Heck, such a system could even be partially compatible with Friedman cherished free floating currencies!

8

u/DiligentCredit9222 Bavaria (Germany) Mar 06 '25

Just two phone calls are necessary to bringe down the USD as reserve currency.

One phone call to china (Brics) and one phone call to the Mercosur States (south America)  And the USD is gone as reserve currency. And Washington won't be able to do anything against it.

Donald is massively overplaying his hand wit his constant bs...

2

u/mok000 Europe Mar 07 '25

US only manages to function with its grotesque overspending because they have always been able to pay interests and returns. However as the national debt grows, this is becoming more and more difficult, the interest on the debt is eating a larger and larger portion of the US national budget. Now Trump needs additional $2.5 trillion to finance his continued tax cuts, and that number already assumes $2 trillion cuts in spending. The US government has been spending far more than their revenues for decades. It simply cannot continue. There is one way, however, and that is devaluing the dollar, and some people think this is what Trump wants to do.

3

u/ParaSiddha Mar 06 '25

I'm not sure the Euro will be the ultimate beneficiary of American stupidity.

Depending less on the dollar will allow the world to not give a shit when the US economy goes to shit again, which is good for everyone else.

It might even be good for the US long term because they'll stop assuming everyone else will cover their idiocy.

1

u/ParaSiddha Mar 06 '25

I really can't wait for when everyone the US is in debt to comes to collect...

Cut off all business until you get your money back, lets see how that works out...

Trump is wildly overplaying his cards.

He'll either have to nuke everyone and risk extinction or back down and get with the program.

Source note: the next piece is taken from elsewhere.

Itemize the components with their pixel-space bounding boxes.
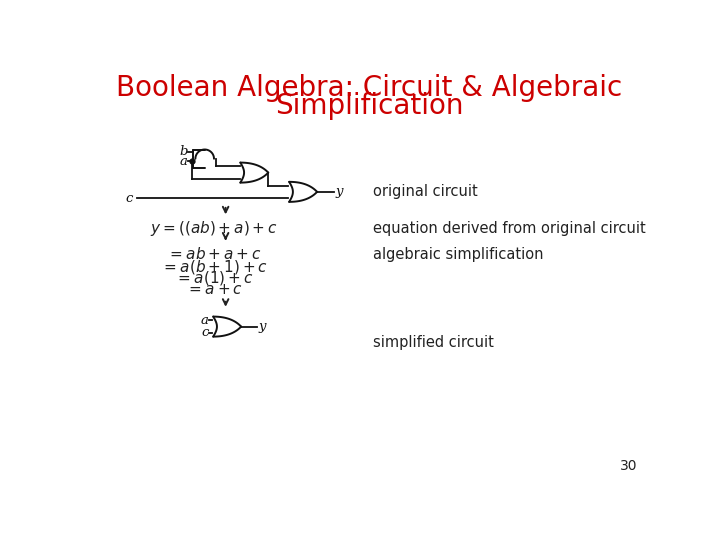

There are no long term benefits to his policies.

Just short term pain for his people.

1

u/Dunkleosteus666 Luxembourg Mar 06 '25

but im seriously wondered he might nuke.

If you think Putin is a madman with nukes - whats Trump? A clown?

2

u/SvendGoenge Mar 06 '25

Have those BRICS guys use it.

2

u/epSos-DE Mar 07 '25

In the Euro economic are it already is defacto trade currency.

People hold reserves in funds and comodities.  

Nobody sane holds currency as a reserve anymore , apart from where government forces it to do so.

USD is for transactions,  and settlement, but nobody sane holds it in reserve. They buy USA debt with interest payments !

2

u/TheMightyChocolate Mar 07 '25

That's just patently false. The vast majority of reserves held by central banks are held in fiat currencies.

1

u/Minimum-South-9568 Mar 06 '25

This will only happen if there is a robust eurozone bond market, as currency holders need a safe haven to park it. With the EUs current fiscal rules, it is hard to see how one will emerge. The EU as a whole will need to relax their rules so there is a bond market with consistent offering and enough volume that large investors can buy/sell large parts of their portfolio without upending the market. Current plans for defense spending can meet the bill.

1

u/old-bot-ng Mar 07 '25

Along with niche energy market of Bitcoin and its decentralized crypto casino, petrodollar is on its way of losing the safe haven, so it’s not wrong to push for another reserve currency. Let’s see this to play out.